While it’s true that Denver is landlocked, the sea’s bounty makes a remarkably strong showing at restaurant tables across the city, and Denver chefs are obsessed with responsible sourcing, sustainability, fishery management and reeling in fresh-caught specimens that are flown in daily, often because of partnerships and connections with the nation’s best seafood suppliers.
TAMMEN’S FISH MARKET AT THE DENVER CENTRAL MARKET
Tammen’s Fish Market, one of multiple tenants residing inside the Denver Central Market, a superb food hall in RiNo, doubles as a full-service fish counter and counter-service restaurant that turns out a host of sea-centric dishes, like quinoa crab cakes, shrimp on skewers, ceviche, poke, clam chowder and fried smelts. With its casual surrounds, community bar that serves beer, wine and cocktails, and clam and mussel shells that grin from the impressive display case, it’s a terrific spot for lunch, dinner or a grab-and-go fresh fish and seafood jaunt that allows you to experiment with cooking your own specimens at home.
To travel through the dishes that define Cafe Brazil, a sensationally charming South American restaurant from Mauricio Zorrilla and Tony and Marla Zarlenga, is to drift into a land of gypsy chiles and vibrant spices, fresh herbs and sweet plantains, passion fruit and prawns, swollen scallops and bacalhau, all beautifully harmonized in heartfelt ways that explain why the Berkeley neighborhood restaurant has such a loyal following. Against a backdrop of color and whimsy, high energy and contagious laughter, shots of rum and caipirinhas, diners socialize over plates of seafood Copacabana, a medley of shrimp and scallops in a lush coconut milk sauce, and the moqueca de peixe, an irresistible come-hither stew stained sunset with dende oil and liberally enhanced with tender scallops, shrimp and Portuguese bacalhau.

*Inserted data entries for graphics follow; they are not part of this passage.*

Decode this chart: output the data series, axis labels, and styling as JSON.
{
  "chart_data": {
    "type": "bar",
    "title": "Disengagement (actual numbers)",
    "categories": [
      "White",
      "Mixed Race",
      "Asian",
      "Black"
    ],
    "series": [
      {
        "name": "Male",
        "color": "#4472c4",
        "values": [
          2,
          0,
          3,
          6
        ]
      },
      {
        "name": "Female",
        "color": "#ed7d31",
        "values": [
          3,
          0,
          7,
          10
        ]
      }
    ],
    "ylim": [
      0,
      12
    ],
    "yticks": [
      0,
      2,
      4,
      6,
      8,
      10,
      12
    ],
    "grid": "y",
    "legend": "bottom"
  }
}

BLUE ISLAND OYSTER BAR AND SEAFOOD
In any neighborhood inked with upscale boutiques, swanky bars and martini-leaning residents, a sleek seafood shrine is never far away. And so it goes for Blue Island Oyster Bar and Seafood, a sophisticated dock-to-dish restaurant in tony Cherry Creek that struts a ritzy seafaring motif flanked by a centerpiece bar that pours stiff martinis and bubbles, the requisite libation to match with the restaurant’s proprietary East Coast oysters. You could spend all of your clams on the bivalves, but then you’d miss the creamy New England clam chowder—and that would be a travesty.
FISH N BEER
Chef and owner Kevin Morrison of Tacos, Tequila, Whiskey offers a fresh syllabus of sea creatures at his diminutive River North Art District (RiNo) restaurant that’s usually packed like a can of sardines with diners drawn to the beer-friendly, fish-intensive menu. A triumphant wood-grilled whole Colorado bass is a state ballad bathed in butter and sidekicked with asparagus spears and charred tomatoes, while the king salmon filet with gnocchi, kale and crimini mushrooms is caressed with a cream sauce of butter and garlic. Oysters, mussels, pan-roasted crab-and-corn cakes and terrific smelt fries round out the culinary roster, which pairs well with the rotating craft-beer lineup favoring Colorado breweries.
The quirky title of this RiNo restaurant concept is the nickname of chef-owner Troy Guard’s pop, a guy who spent many of his fathering years in Hawaii, cooking meals on the grill. And a wood-fired grill, alongside a rotisserie, are the primary cooking methods that Guard employs at Mister Tuna, a jovial fish and seafood emporium in RiNo that involves Guard’s signature playful twists, which include Hawaiian, Asian and Southern rifts, the latter of which are courtesy of executive chef Tristen Epps, who spent time cooking in restaurants of celebrity soul-food chef Marcus Samuelsson. Their menu, built for sharing, takes risks without overreaching: blistered mackerel is mated with passion fruit; barbecued octopus gets a boost from the addition of merguez sausage, a powerhouse of flavor; and the Vietnamese-style kampachi is dotted with little torpedoes of candied peanuts. The smashing cocktail list is every bit as fun as the food.
Food of the hook, line and sinker variety headlines the menu at this Denver Union Station fish and seafood restaurant that dispenses everything from fish and chips and lobster rolls to cioppino and linguine with clams. Emblematic of the new wave of fish houses anchoring in Denver, Wewatta Point leans on contemporary nuances—cast-iron mussels with Fresno chilies and deviled eggs punctuated with crab, for example—but if you’re a purist, the seasonal oysters, sided with mignonette and cocktail sauce powered with horseradish, steer clear of unpredictable flourishes. Like the cuisine, the space, with its blue and white color scheme, slants nautical, and the wine and cocktail list, including a rum-forward drink called “Dreaming of Summer,” conjures up images of seaside sojourns.